Ugandan police abuse homeless kids, says report

 

Associated Press

Homeless children in Uganda's urban centers face beatings and abuse at the hands of police and local officials, Human Rights Watch charged in a new report that urges Ugandan authorities to protect street children from targeted roundups and arbitrary detentions. A police spokesman said the allegations are "totally not true."

Street children have long been ubiquitous on the streets of the Ugandan capital, Kampala, where they risk being knocked down by speeding cars as they beg motorists for money. Many of the children are young girls with babies on their backs, one reason why it is widely believed they are sexually assaulted while on the streets.

Law enforcement officials in Kampala conduct random operations to rid the city of street children who put on trucks in order to be sent back to their original homes, often in the arid, poor parts of northeastern Uganda.

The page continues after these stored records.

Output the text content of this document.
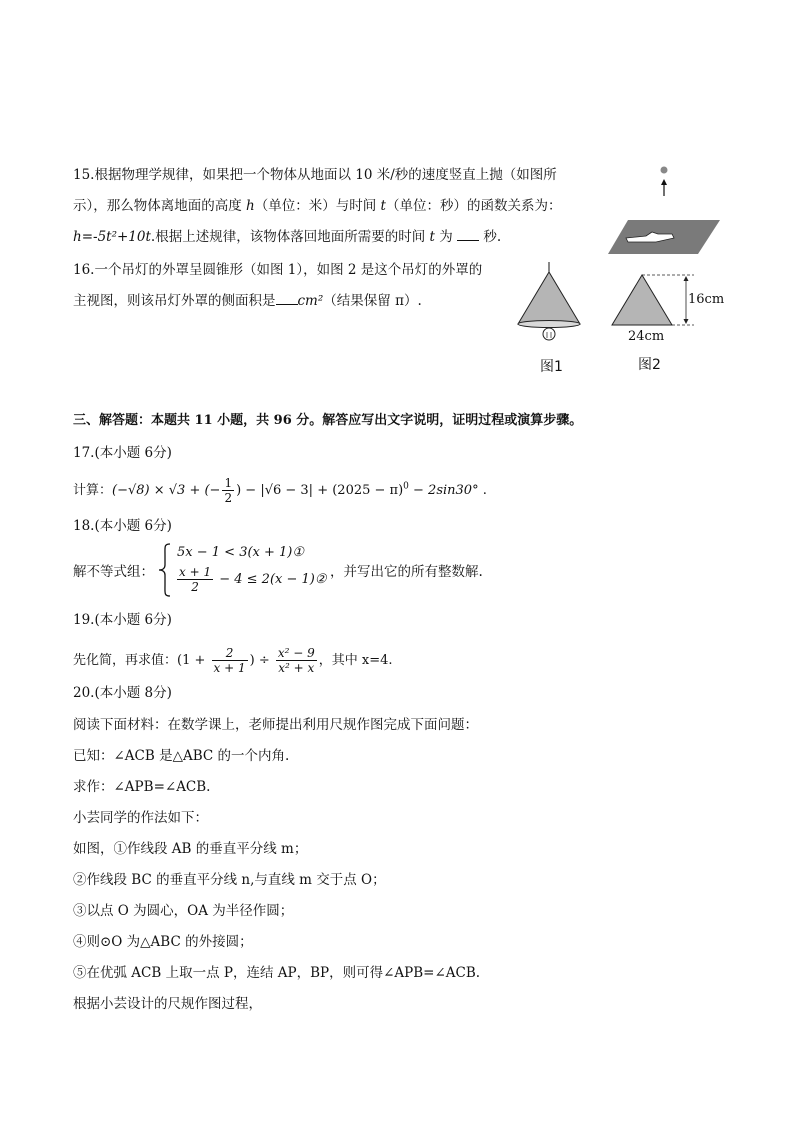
15.根据物理学规律，如果把一个物体从地面以 10 米/秒的速度竖直上抛（如图所
示），那么物体离地面的高度 h（单位：米）与时间 t（单位：秒）的函数关系为：
h=-5t²+10t.根据上述规律，该物体落回地面所需要的时间 t 为  秒.
16.一个吊灯的外罩呈圆锥形（如图 1），如图 2 是这个吊灯的外罩的
主视图，则该吊灯外罩的侧面积是 cm²（结果保留 π）.
图1
16cm
24cm
图2
三、解答题：本题共 11 小题，共 96 分。解答应写出文字说明，证明过程或演算步骤。
17.(本小题 6分)
计算：(−√8) × √3 + (− $\frac{1}{2}$ ) − $|√6 - 3| + (2025 - \pi)^0 - 2\sin 30^\circ$ .
18.(本小题 6分)
解不等式组：
5x − 1 < 3(x + 1)①
$\frac{x + 1}{2} - 4 \le 2(x$ − 1)② ，并写出它的所有整数解.
19.(本小题 6分)
先化简，再求值：($1 + \frac{2}{x + 1}$ ) ÷ $\frac{\text{x² − 9}}{\text{x² + x}}$ ，其中 x=4.
20.(本小题 8分)
阅读下面材料：在数学课上，老师提出利用尺规作图完成下面问题：
已知：∠ACB 是△ABC 的一个内角.
求作：∠APB=∠ACB.
小芸同学的作法如下：
如图，①作线段 AB 的垂直平分线 m；
②作线段 BC 的垂直平分线 n,与直线 m 交于点 O；
③以点 O 为圆心，OA 为半径作圆；
④则⊙O 为△ABC 的外接圆；
⑤在优弧 ACB 上取一点 P，连结 AP，BP，则可得∠APB=∠ACB.
根据小芸设计的尺规作图过程，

The Uganda government has failed to protect homeless children from abuse by police, local officials, and even homeless adults who may force them to take drugs, said Human Rights Watch in a new report released Thursday, condemning what it called "targeted roundups" of street children.

Both boys and girls have been sexually assaulted or raped, alleged the report. They face violence and forced labor in police cells, where they are beaten with "batons, whips, or wires to extort bribes or as a punishment for vagrancy," according to Human Rights Watch.

"Ugandan authorities should be protecting and helping homeless children, not beating them up or throwing them in police jails with adults," said Maria Burnett, senior Africa researcher at Human Rights Watch. "The government should end arbitrary roundups of street children and protect them from abuse."

The allegations are "quite alarming but totally not true," said Patrick Onyango, a spokesman for police in Kampala. He said only "violent and wild" children below 18 are arrested and taken to remand homes for juveniles.

"We don't keep children in our cells. If you're below 18 you can't be in our cells," he said.

Local watchdog groups say that, while they are not opposed to the removal of street children, the methods used are questionable and lack proper guidelines.

Marlon Agaba, a spokesman in Uganda for the children's rights advocacy group ANPPCAN, said authorities in Kampala have been known to use "inhumane methods" while removing homeless children from the streets.

"There is no strategy, no policy for withdrawal, rehabilitation and integration of these kids back into their communities," he said. "Because these children are forced on the street by circumstances."